Introduction
The network layer is Layer 3 of the OSI model, sitting above the data link layer and below the transport layer. Its core job is to move packets from a source host to a destination host, possibly across many intermediate networks, using logical addressing (IP addresses) rather than the physical (MAC) addressing used within a single local network segment.
Cricket analogy: The network layer is like the ICC's fixture-routing system that gets a player's transfer paperwork from their home board to a destination board across multiple intermediary boards, using the board's official registration number rather than the player's jersey number used on a single ground.
Explanation
While the data link layer only knows how to deliver frames between two directly connected devices on the same physical link using MAC addresses, the network layer provides end-to-end logical addressing and routing so that data can travel across multiple, interconnected networks. Three responsibilities define this layer: logical addressing (assigning and interpreting IP addresses that identify a host's network and host portion), packet forwarding (routers examine a packet's destination IP address and forward it out the correct interface toward its destination, hop by hop), and fragmentation and reassembly (when a packet is larger than the maximum transmission unit, MTU, of an outgoing link, the network layer may split it into smaller fragments, which the destination host reassembles). Devices called routers operate at this layer, maintaining routing tables and making forwarding decisions independently for each packet.

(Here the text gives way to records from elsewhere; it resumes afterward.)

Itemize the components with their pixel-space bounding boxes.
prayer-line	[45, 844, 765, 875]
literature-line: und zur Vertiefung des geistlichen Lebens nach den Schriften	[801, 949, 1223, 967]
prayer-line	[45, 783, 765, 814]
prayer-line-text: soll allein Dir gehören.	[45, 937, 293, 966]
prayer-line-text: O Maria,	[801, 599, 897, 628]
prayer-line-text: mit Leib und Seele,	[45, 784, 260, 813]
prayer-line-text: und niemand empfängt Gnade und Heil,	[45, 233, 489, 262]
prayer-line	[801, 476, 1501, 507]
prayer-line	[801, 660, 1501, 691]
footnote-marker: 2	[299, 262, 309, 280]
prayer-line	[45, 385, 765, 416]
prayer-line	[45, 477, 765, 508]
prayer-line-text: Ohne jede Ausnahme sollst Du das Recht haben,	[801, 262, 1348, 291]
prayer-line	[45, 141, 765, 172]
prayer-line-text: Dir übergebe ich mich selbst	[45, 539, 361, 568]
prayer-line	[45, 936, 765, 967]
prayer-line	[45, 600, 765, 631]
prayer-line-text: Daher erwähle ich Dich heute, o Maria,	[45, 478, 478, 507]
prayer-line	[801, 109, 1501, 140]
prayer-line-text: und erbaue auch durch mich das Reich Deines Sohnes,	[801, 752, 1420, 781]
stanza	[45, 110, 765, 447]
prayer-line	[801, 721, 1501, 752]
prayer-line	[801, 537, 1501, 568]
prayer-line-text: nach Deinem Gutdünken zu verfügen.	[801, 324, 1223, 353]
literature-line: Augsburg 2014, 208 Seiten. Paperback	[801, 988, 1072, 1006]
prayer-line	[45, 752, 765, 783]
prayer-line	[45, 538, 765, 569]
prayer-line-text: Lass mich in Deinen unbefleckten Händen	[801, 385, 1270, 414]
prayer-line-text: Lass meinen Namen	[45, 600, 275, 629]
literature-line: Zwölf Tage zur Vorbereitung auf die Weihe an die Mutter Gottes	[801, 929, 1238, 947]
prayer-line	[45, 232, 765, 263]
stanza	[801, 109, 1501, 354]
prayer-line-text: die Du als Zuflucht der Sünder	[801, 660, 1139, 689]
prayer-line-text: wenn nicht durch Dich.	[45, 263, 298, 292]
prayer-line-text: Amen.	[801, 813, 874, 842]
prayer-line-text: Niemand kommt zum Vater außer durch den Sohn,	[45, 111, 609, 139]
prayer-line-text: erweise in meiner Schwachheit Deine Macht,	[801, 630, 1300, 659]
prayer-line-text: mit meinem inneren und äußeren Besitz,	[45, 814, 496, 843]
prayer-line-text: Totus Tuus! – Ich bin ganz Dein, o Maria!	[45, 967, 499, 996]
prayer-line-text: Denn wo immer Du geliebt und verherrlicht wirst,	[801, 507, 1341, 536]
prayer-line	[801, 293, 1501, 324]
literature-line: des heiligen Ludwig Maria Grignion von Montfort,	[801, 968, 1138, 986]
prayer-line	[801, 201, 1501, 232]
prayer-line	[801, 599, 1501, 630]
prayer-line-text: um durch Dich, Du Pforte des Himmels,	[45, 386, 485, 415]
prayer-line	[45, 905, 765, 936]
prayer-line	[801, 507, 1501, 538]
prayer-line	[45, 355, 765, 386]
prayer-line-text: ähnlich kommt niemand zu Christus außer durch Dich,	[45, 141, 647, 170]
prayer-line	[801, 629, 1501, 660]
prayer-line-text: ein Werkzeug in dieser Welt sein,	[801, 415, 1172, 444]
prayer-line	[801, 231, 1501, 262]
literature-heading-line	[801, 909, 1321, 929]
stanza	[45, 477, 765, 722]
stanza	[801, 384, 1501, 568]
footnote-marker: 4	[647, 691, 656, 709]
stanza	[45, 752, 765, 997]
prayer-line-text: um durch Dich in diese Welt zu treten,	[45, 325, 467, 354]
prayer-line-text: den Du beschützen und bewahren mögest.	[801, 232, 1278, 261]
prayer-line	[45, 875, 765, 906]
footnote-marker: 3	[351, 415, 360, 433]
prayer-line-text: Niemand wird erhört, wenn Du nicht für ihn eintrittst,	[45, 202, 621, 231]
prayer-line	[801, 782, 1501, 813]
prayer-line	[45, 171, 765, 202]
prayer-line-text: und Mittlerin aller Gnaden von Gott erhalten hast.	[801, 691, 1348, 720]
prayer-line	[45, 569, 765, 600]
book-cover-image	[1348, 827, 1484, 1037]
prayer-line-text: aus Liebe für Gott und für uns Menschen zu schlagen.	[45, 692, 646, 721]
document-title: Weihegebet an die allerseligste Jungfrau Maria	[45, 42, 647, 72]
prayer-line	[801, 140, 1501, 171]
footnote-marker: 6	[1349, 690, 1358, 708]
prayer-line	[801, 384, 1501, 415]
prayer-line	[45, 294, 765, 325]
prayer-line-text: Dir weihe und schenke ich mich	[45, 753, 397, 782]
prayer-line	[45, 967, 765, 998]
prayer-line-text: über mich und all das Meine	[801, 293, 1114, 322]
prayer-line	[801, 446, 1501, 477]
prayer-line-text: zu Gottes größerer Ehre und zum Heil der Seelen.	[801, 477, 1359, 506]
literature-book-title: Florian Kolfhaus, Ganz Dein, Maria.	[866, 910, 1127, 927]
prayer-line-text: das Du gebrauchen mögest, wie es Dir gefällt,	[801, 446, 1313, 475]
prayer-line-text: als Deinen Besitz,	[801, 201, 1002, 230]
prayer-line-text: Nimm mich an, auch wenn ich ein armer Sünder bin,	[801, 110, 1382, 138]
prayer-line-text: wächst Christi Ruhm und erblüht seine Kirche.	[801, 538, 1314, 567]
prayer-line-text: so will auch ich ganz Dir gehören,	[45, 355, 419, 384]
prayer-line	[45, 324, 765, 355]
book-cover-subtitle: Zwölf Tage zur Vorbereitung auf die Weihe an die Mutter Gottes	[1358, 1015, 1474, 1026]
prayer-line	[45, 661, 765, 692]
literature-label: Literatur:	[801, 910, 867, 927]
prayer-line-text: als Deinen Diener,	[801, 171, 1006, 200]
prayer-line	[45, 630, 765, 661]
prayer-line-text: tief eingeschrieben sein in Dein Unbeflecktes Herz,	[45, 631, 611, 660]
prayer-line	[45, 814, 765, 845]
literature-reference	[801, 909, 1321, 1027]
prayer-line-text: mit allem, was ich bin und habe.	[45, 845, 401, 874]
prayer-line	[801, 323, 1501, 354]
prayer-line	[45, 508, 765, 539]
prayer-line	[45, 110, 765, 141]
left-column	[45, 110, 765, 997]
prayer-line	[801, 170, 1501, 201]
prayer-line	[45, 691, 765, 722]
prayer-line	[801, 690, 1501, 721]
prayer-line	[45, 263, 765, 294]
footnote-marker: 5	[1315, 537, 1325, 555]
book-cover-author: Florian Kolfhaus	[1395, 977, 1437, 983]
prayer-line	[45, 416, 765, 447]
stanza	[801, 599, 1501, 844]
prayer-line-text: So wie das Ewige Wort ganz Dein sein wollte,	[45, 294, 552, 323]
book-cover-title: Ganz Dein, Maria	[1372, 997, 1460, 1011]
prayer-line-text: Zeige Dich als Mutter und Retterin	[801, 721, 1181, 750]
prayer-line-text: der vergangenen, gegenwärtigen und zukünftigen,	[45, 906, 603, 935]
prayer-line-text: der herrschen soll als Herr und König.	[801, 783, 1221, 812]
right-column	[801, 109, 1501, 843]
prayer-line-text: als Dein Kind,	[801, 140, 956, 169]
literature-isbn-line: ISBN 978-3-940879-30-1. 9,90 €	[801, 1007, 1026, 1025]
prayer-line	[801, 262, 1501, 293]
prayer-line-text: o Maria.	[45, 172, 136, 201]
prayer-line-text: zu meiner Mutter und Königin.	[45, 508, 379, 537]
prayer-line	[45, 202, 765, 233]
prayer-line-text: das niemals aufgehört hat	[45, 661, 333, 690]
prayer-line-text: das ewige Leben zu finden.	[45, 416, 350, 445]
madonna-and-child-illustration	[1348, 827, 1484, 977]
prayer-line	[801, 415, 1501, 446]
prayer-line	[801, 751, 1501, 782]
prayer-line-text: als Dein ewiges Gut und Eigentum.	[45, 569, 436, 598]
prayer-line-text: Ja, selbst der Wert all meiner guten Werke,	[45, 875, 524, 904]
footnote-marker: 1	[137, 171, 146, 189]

Cricket analogy: While a single ground's PA only reaches the players on that field, the ICC's registration system handles three jobs: assigning each player a board and squad ID, forwarding transfer paperwork hop by hop through each board, and splitting a huge documentation bundle into smaller filings that get reassembled at the destination board — all managed by boards that keep independent transfer registers.
Example
# Conceptual view of network-layer forwarding at a router
packet = {
"source_ip": "192.168.1.10",
"dest_ip": "203.0.113.50",
"ttl": 64,
"payload_size_bytes": 1500,
}
def forward_packet(packet, mtu=1492):
packet["ttl"] -= 1 # each router hop decrements TTL
if packet["ttl"] <= 0:
return "drop: TTL expired"
if packet["payload_size_bytes"] > mtu:
return "fragment before forwarding"
return f"forward toward {packet['dest_ip']} out best-match interface"
print(forward_packet(packet))
# forward toward 203.0.113.50 out best-match interfaceAnalysis
The distinction between this layer and the data link layer is important: MAC addresses only have meaning within a single local segment and change at every hop, while the source and destination IP addresses in a packet stay the same end-to-end (barring NAT). Each router along the path decrements the packet's Time To Live (TTL) field, and if TTL reaches zero the packet is discarded to prevent routing loops from circulating packets forever. Fragmentation adds overhead and can hurt performance, which is why modern networks favor Path MTU Discovery to avoid fragmentation whenever possible.
Cricket analogy: A player's shirt number changes at every new franchise they join within a season, but their official board registration ID stays the same throughout, and each franchise the transfer paperwork passes through counts down a validity window, discarding stale documents to stop paperwork looping between boards forever — similar to TTL decrementing at each router hop.
Key Takeaways
- The network layer (Layer 3) provides logical addressing and end-to-end packet delivery across interconnected networks.
- Routers forward packets hop by hop based on destination IP address, unlike switches which forward frames based on MAC address within one segment.
- Fragmentation splits packets larger than a link's MTU; the destination reassembles them.
- TTL prevents packets from looping forever by being decremented at each router hop.
Practice what you learned
1. Which OSI layer is primarily responsible for logical addressing and routing packets across networks?
2. What happens when a packet's TTL field reaches zero?
3. Which addressing type stays the same end-to-end across a multi-hop path, unlike per-hop addressing?
4. Why does a router fragment a packet?